Todo lo que necesitas saber sobre la megatoma de San Antonio: el Gobierno oficializa expropiación e incumple la ley
El Gobierno de Gabriel Boric oficializó la expropiación de más de 110 hectáreas en el cerro Centinela de San Antonio, donde se emplaza la mayor toma de terrenos del país. […]
Puntos Claves:
- Desalojo ordenado por la justicia y cumplimiento del Estado de derecho:
El operativo responde a una resolución de la Corte de Apelaciones de Valparaíso, que ordenó el desalojo de 115 hectáreas del terreno ocupado ilegalmente, correspondientes a las parcelas 11, 13 y 15. Otras 100 hectáreas fueron expropiadas por el Gobierno para un futuro proyecto habitacional, lo que confirma que el proceso no es arbitrario, sino parte de una planificación institucional y judicial. - Graves hechos de violencia protagonizados por grupos minoritarios:
Desde primeras horas de la mañana, Carabineros se encontró con barricadas incendiarias, quema de neumáticos, alambres de púas, miguelitos y ataques con piedras y bombas molotov. Estos actos no solo pusieron en riesgo a funcionarios policiales y civiles, sino que también perjudicaron directamente a familias que buscaban una salida pacífica, retrasando el operativo y aumentando la tensión. - Detenciones por delitos graves y uso de elementos para barricadas:
Carabineros confirmó la detención de tres personas:- Un individuo por infracción a la Ley Antibarricadas.
- Dos mujeres chilenas que se desplazaban en una camioneta con encargo vigente por robo, la cual transportaba una gran cantidad de neumáticos destinados presuntamente a la construcción de barricadas.
Estos hechos refuerzan la preocupación por la presencia de delincuencia organizada y acciones premeditadas para obstaculizar el actuar de la autoridad.
- Maquinaria quemada y amenazas que frenan el avance del desalojo:
La inmobiliaria propietaria del terreno denunció que una máquina destinada a labores de demolición fue quemada durante la noche, mientras que operarios se negaron a asistir por temor a represalias, ya que muchos son vecinos de la zona. Este tipo de acciones violentas no solo constituyen delitos, sino que afectan directamente la posibilidad de realizar un proceso ordenado y seguro. - Control policial progresivo y planificación por etapas:
Pese a los incidentes, Carabineros logró controlar completamente la parcela 11, equivalente a cerca de tres hectáreas. El plan contempla avanzar aproximadamente dos hectáreas por día, entendiendo que se trata de un proceso que podría extenderse por semanas o meses, dada la magnitud del asentamiento y la cantidad de familias involucradas. - Responsabilidad individual y rechazo a la violencia:
Diversos testimonios de pobladores que optaron por desarmar voluntariamente sus viviendas dejaron en evidencia una clara división al interior de la megatoma.
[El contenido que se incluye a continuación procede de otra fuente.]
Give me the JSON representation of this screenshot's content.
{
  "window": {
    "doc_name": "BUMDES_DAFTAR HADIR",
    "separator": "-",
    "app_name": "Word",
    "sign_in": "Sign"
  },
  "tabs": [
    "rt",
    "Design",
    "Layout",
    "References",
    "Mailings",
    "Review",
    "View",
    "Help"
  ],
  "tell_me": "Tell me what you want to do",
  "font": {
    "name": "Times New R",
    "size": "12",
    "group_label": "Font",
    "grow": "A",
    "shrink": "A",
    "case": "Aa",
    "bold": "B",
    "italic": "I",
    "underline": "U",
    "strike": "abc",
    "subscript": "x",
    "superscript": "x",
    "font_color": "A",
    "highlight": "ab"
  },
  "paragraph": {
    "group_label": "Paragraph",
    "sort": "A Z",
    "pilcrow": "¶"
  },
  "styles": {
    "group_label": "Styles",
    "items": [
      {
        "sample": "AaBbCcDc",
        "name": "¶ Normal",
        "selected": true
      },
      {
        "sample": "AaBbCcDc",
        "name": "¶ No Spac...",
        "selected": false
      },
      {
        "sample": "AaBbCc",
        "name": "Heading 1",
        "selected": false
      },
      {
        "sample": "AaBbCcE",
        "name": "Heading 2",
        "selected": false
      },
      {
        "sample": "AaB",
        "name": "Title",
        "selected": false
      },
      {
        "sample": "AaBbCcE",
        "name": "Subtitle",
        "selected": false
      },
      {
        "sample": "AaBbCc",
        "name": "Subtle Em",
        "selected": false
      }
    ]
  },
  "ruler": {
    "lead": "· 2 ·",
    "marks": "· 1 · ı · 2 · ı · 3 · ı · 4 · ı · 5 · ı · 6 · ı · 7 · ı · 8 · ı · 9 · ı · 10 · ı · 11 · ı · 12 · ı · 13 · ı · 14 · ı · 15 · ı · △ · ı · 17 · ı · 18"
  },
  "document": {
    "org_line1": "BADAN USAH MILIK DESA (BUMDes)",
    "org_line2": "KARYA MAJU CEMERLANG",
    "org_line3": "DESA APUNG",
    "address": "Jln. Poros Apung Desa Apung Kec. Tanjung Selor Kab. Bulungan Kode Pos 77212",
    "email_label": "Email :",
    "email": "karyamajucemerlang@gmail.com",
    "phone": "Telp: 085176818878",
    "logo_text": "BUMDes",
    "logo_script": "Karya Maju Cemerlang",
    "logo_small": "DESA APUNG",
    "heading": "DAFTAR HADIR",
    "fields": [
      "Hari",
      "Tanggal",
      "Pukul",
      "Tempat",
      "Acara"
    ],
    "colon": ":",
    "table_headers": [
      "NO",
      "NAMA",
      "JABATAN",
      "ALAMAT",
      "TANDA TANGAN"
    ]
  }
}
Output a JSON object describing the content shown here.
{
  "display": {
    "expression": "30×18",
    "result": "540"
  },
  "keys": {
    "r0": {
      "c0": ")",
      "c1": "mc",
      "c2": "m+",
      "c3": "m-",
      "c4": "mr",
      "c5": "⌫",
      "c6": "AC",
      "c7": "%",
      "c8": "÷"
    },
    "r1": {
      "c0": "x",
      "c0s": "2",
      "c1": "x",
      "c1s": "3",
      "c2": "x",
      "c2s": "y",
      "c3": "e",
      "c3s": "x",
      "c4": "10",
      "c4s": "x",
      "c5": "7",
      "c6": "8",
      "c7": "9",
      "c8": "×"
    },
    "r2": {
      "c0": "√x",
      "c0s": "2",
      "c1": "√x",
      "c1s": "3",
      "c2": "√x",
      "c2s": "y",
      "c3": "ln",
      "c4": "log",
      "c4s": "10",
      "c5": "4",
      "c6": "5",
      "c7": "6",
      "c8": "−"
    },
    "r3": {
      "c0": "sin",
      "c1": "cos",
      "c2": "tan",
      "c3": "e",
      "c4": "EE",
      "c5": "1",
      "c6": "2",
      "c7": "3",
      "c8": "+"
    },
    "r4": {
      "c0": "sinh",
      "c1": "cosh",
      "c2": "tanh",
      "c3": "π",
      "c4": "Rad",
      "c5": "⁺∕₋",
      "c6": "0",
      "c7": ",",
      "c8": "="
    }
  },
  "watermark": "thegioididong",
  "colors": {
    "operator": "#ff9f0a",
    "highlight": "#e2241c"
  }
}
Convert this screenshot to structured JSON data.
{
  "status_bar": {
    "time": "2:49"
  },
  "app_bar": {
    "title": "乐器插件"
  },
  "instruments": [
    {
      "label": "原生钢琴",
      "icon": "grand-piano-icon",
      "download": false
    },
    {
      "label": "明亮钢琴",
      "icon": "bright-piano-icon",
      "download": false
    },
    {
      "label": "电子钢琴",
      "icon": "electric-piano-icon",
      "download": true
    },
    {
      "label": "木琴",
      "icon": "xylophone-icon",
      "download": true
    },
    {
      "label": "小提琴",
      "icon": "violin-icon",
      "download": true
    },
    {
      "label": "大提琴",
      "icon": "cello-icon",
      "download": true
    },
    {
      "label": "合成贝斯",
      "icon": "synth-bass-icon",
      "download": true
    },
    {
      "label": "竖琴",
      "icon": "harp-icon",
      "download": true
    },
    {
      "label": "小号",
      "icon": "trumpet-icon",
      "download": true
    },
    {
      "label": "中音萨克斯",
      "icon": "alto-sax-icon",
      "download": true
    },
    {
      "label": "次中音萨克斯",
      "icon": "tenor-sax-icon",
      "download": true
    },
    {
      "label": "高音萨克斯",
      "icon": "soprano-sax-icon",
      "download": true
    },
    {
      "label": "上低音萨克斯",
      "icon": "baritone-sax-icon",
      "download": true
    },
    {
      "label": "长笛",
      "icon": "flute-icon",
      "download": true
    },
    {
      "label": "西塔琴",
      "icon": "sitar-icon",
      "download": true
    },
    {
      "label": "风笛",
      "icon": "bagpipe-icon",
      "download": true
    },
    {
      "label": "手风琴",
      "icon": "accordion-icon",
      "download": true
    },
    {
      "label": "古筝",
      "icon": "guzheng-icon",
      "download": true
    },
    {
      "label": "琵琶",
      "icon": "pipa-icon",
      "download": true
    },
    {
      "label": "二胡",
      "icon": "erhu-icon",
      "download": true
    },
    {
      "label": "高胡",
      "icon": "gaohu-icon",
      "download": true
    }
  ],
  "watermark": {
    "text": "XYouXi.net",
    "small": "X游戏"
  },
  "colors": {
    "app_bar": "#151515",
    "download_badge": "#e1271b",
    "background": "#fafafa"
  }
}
Mientras algunos buscan diálogo y soluciones dentro del marco legal, otros han optado por la confrontación directa, perjudicando a niños, adultos mayores y familias completas que nada tienen que ver con los hechos violentos. - Tomarse terrenos no puede normalizarse:
La megatoma comenzó en 2019 y llegó a albergar a más de 4.000 familias. Sin embargo, la ocupación ilegal de terrenos privados no puede ser validada ni justificada, menos aún cuando deriva en violencia, delitos, presencia de narcotráfico y uso irregular de servicios básicos, como conexiones ilegales de agua y electricidad, según reconoció el propio municipio.
Cobertura realziada por T13
Incidentes en distintas zonas de la megatoma de San Antonio
Distintos registros por drones:
El desalojo de la megatoma de San Antonio evidencia una realidad compleja, donde la necesidad de vivienda no puede confundirse ni mezclarse con la acción de grupos violentos que desafían abiertamente a la autoridad y al Estado de derecho. La violencia, las barricadas y los ataques no solucionan el problema habitacional y solo profundizan el daño social y humano.
Chile requiere soluciones serias, responsables y dentro de la ley, donde el respeto por las normas sea la base para avanzar. Proteger a las familias vulnerables implica también aislar y condenar con claridad a quienes, mediante la violencia y el delito, perjudican a toda la comunidad y socavan la convivencia democrática.